Rye smiled, remembering their senior year in high school when they battled each other all year in a competition in their calculus class. Once a week, Mrs. Ayton would have a match in the class. Rylan had worked his ass off and ended up tied with Andrea. The course had gotten a cheesy fast-food crown to give to the winner of the final math relay. She looked so happy when they crowned her the queen of calc.
Her scintillating stormy green eyes met his, and Rylan thought he detected a smile briefly before she turned sullen. He and Andrea may not have traveled in the same circles in high school, but that was not why her countenance turned dour.
It's better than pity.
Rye shook his head to himself as she turned away. Andrea's younger brother and Davis's relationship had not ended well. Davis ghosted the man when their feelings got too intense. Rylan didn't think his brother had fully figured out he was gay back in high school.
Coach Taylor wanted Rylan to become an assistant coach after one of his long-serving assistants told him he was moving across the country to support his wife. Grandpa Joe would have given him a swift kick to the posterior if Rye had said no to the man. The team was already one game into the season, but his QB coach had to leave in a week. It would give Rye something to do while he was wrangling the final harvest festival on the farm into place. The paycheck would be minuscule, and the work long, but football was inseparably entwined with his life, even if he could never play again.

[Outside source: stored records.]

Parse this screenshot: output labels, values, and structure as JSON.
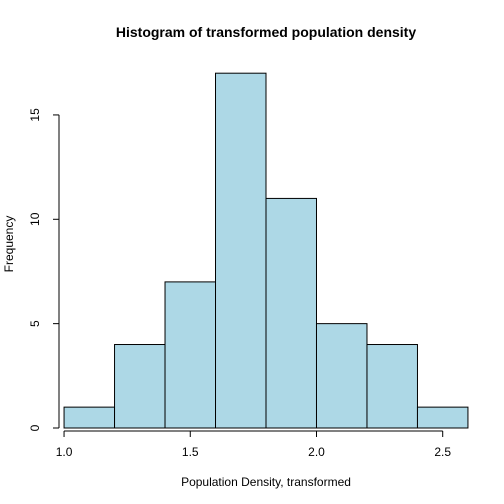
{
  "chart_data": {
    "type": "bar",
    "title": "Histogram of transformed population density",
    "xlabel": "Population Density, transformed",
    "ylabel": "Frequency",
    "bin_edges": [
      1.0,
      1.2,
      1.4,
      1.6,
      1.8,
      2.0,
      2.2,
      2.4,
      2.6
    ],
    "values": [
      1,
      4,
      7,
      17,
      11,
      5,
      4,
      1
    ],
    "xlim": [
      0.98,
      2.62
    ],
    "ylim": [
      0,
      17.68
    ],
    "x_ticks": [
      1.0,
      1.5,
      2.0,
      2.5
    ],
    "x_tick_labels": [
      "1.0",
      "1.5",
      "2.0",
      "2.5"
    ],
    "y_ticks": [
      0,
      5,
      10,
      15
    ],
    "y_tick_labels": [
      "0",
      "5",
      "10",
      "15"
    ],
    "bar_color": "#add8e6",
    "grid": false,
    "legend": "none"
  }
}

He sat through an hour and a half athletics department meeting without falling asleep, even if none of the rules really applied to him as he wasn't a teacher. He took a chance to say hello to Andrea when there was some time between the slide decks to get refreshments.
"Andrea, I thought you were going premed. What are you doing back home?" Rylan tried a friendly smile.
"Teaching calculus and coaching cross-country." Andrea's responses were quick, like she wanted Rylan to move on. Her stormy green eyes looked unsettled, and he got the hint that she wanted nothing to do with him anymore.
Andrea -- The last week of September
When Andrea went to school at a private institution across the state, coming back to town was the last thing she thought would happen. Even her parents had fled from the city after she graduated; her folks were aviation engineers and relocated to Texas when the local plant closed. Andi's college required community service, and she took to tutoring and teaching high-level math concepts to high schoolers with aplomb. That wouldn't have precluded her from her premed path, but a few run-ins with med students hadn't accorded themselves well. There was far too high a ratio of self-entitled assholes. Then she had to go and date one of them for a while. The way it ended didn't help with the internal questions she was battling.